Kurdish fighters face down ISIS army with U.S. help

Special to WorldTribune.com

By Brian M. Downing, LIGNET.com

Since the Islamic State of Iraq and Syria stormed into Iraq and teamed up with some of the most vicious remnants of Saddam Hussein’s forces they have met with almost no opposition, with one exception: the Kurdish fighters.

A soldier with the Kurdish peshmerga pauses at an outpost on the edges of the contested city of Kirkuk, Iraq on July 3.   /Spencer Platt/Getty Images
A soldier with the Kurdish peshmerga pauses at an outpost on the edges of the contested city of Kirkuk, Iraq on July 3. /Spencer Platt/Getty Images

Kurdish warriors have a long and well deserved reputation of fighting outside powers, from ancient Persian empires to Saddam Hussein. Lightly armed and trained by American and Israeli teams, the Kurdish fighters, called “peshmerga,” or “those who face death”, tied down tens of thousands of Iraqi troops that might otherwise have been deployed against U.S. forces in the Gulf wars and against Israeli forces in the 1967 and 1973 wars with Egypt and Syria.
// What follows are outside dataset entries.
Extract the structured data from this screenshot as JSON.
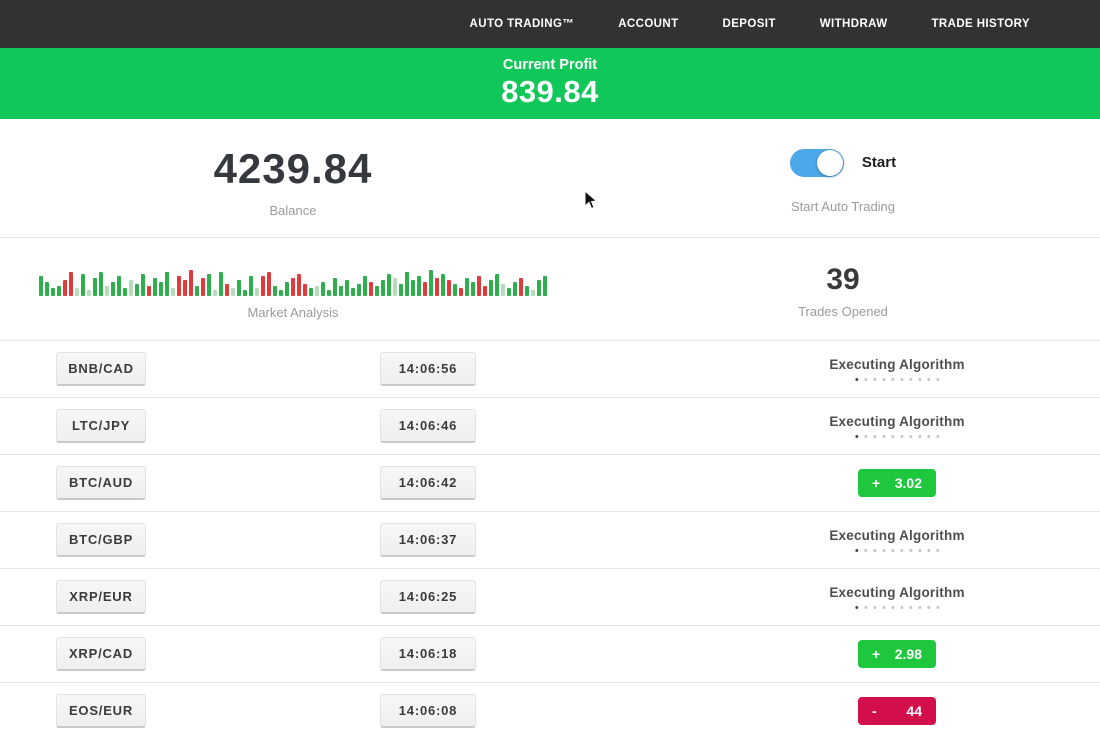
{
  "nav": {
    "items": [
      "AUTO TRADING™",
      "ACCOUNT",
      "DEPOSIT",
      "WITHDRAW",
      "TRADE HISTORY"
    ]
  },
  "profit_banner": {
    "label": "Current Profit",
    "value": "839.84"
  },
  "account": {
    "balance": "4239.84",
    "balance_label": "Balance",
    "toggle_label": "Start",
    "toggle_sub": "Start Auto Trading",
    "toggle_on": true
  },
  "market": {
    "label": "Market Analysis",
    "trades_opened": "39",
    "trades_label": "Trades Opened"
  },
  "chart_data": {
    "type": "bar",
    "title": "Market Analysis",
    "note": "decorative mini candlestick volume bars, bottom-aligned, heights in px, color keys g=green r=red pg=pale-green",
    "bars": [
      [
        20,
        "g"
      ],
      [
        14,
        "g"
      ],
      [
        8,
        "g"
      ],
      [
        10,
        "g"
      ],
      [
        16,
        "r"
      ],
      [
        24,
        "r"
      ],
      [
        8,
        "pg"
      ],
      [
        22,
        "g"
      ],
      [
        6,
        "pg"
      ],
      [
        18,
        "g"
      ],
      [
        24,
        "g"
      ],
      [
        10,
        "pg"
      ],
      [
        14,
        "g"
      ],
      [
        20,
        "g"
      ],
      [
        8,
        "g"
      ],
      [
        16,
        "pg"
      ],
      [
        12,
        "g"
      ],
      [
        22,
        "g"
      ],
      [
        10,
        "r"
      ],
      [
        18,
        "g"
      ],
      [
        14,
        "g"
      ],
      [
        24,
        "g"
      ],
      [
        8,
        "pg"
      ],
      [
        20,
        "r"
      ],
      [
        16,
        "r"
      ],
      [
        26,
        "r"
      ],
      [
        10,
        "g"
      ],
      [
        18,
        "r"
      ],
      [
        22,
        "g"
      ],
      [
        6,
        "pg"
      ],
      [
        24,
        "g"
      ],
      [
        12,
        "r"
      ],
      [
        8,
        "pg"
      ],
      [
        16,
        "g"
      ],
      [
        6,
        "g"
      ],
      [
        20,
        "g"
      ],
      [
        8,
        "pg"
      ],
      [
        20,
        "r"
      ],
      [
        24,
        "r"
      ],
      [
        10,
        "g"
      ],
      [
        6,
        "g"
      ],
      [
        14,
        "g"
      ],
      [
        18,
        "r"
      ],
      [
        22,
        "r"
      ],
      [
        12,
        "r"
      ],
      [
        8,
        "g"
      ],
      [
        10,
        "pg"
      ],
      [
        14,
        "g"
      ],
      [
        6,
        "g"
      ],
      [
        18,
        "g"
      ],
      [
        10,
        "g"
      ],
      [
        16,
        "g"
      ],
      [
        8,
        "g"
      ],
      [
        12,
        "g"
      ],
      [
        20,
        "g"
      ],
      [
        14,
        "r"
      ],
      [
        10,
        "g"
      ],
      [
        16,
        "g"
      ],
      [
        22,
        "g"
      ],
      [
        18,
        "pg"
      ],
      [
        12,
        "g"
      ],
      [
        24,
        "g"
      ],
      [
        16,
        "g"
      ],
      [
        20,
        "g"
      ],
      [
        14,
        "r"
      ],
      [
        26,
        "g"
      ],
      [
        18,
        "r"
      ],
      [
        22,
        "g"
      ],
      [
        16,
        "r"
      ],
      [
        12,
        "g"
      ],
      [
        8,
        "r"
      ],
      [
        18,
        "g"
      ],
      [
        14,
        "g"
      ],
      [
        20,
        "r"
      ],
      [
        10,
        "r"
      ],
      [
        16,
        "g"
      ],
      [
        22,
        "g"
      ],
      [
        12,
        "pg"
      ],
      [
        8,
        "g"
      ],
      [
        14,
        "g"
      ],
      [
        18,
        "r"
      ],
      [
        10,
        "g"
      ],
      [
        6,
        "pg"
      ],
      [
        16,
        "g"
      ],
      [
        20,
        "g"
      ]
    ]
  },
  "trades": [
    {
      "pair": "BNB/CAD",
      "time": "14:06:56",
      "status": "executing",
      "status_label": "Executing Algorithm",
      "dots_total": 10,
      "active_dot": 0
    },
    {
      "pair": "LTC/JPY",
      "time": "14:06:46",
      "status": "executing",
      "status_label": "Executing Algorithm",
      "dots_total": 10,
      "active_dot": 0
    },
    {
      "pair": "BTC/AUD",
      "time": "14:06:42",
      "status": "profit",
      "sign": "+",
      "value": "3.02"
    },
    {
      "pair": "BTC/GBP",
      "time": "14:06:37",
      "status": "executing",
      "status_label": "Executing Algorithm",
      "dots_total": 10,
      "active_dot": 0
    },
    {
      "pair": "XRP/EUR",
      "time": "14:06:25",
      "status": "executing",
      "status_label": "Executing Algorithm",
      "dots_total": 10,
      "active_dot": 0
    },
    {
      "pair": "XRP/CAD",
      "time": "14:06:18",
      "status": "profit",
      "sign": "+",
      "value": "2.98"
    },
    {
      "pair": "EOS/EUR",
      "time": "14:06:08",
      "status": "loss",
      "sign": "-",
      "value": "44"
    }
  ],
  "colors": {
    "nav_bg": "#323232",
    "banner_green": "#12c75a",
    "badge_green": "#1ec73e",
    "badge_red": "#d30f4b",
    "toggle_blue": "#4da8e9",
    "bar_green": "#2fae4d",
    "bar_red": "#df3b3c",
    "bar_pale_green": "#b7dcba"
  }
}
In June, Kurdish troops rolled into territory abandoned by the Iraqi army in the face of the ISIS juggernaut and then took up positions to blunt the offensive by the jihadist terrorist army. Last week the Kurds lost several positions to the ISIS – a Salafi militant group with remarkable discipline and combat strength, which has benefited tremendously from the capture of equipment abandoned by fleeing Iraqi troops. Recent losses to the ISIS have called into question the mettle of peshmerga and whether or not many of them truly are willing to face death. The fall of a few towns in western Kurdistan is not as catastrophic as widely believed, and the Kurds are in the process of retaking lost ground – with the help of U.S. supplies and airstrikes. Nonetheless, the Kurdish military has problems.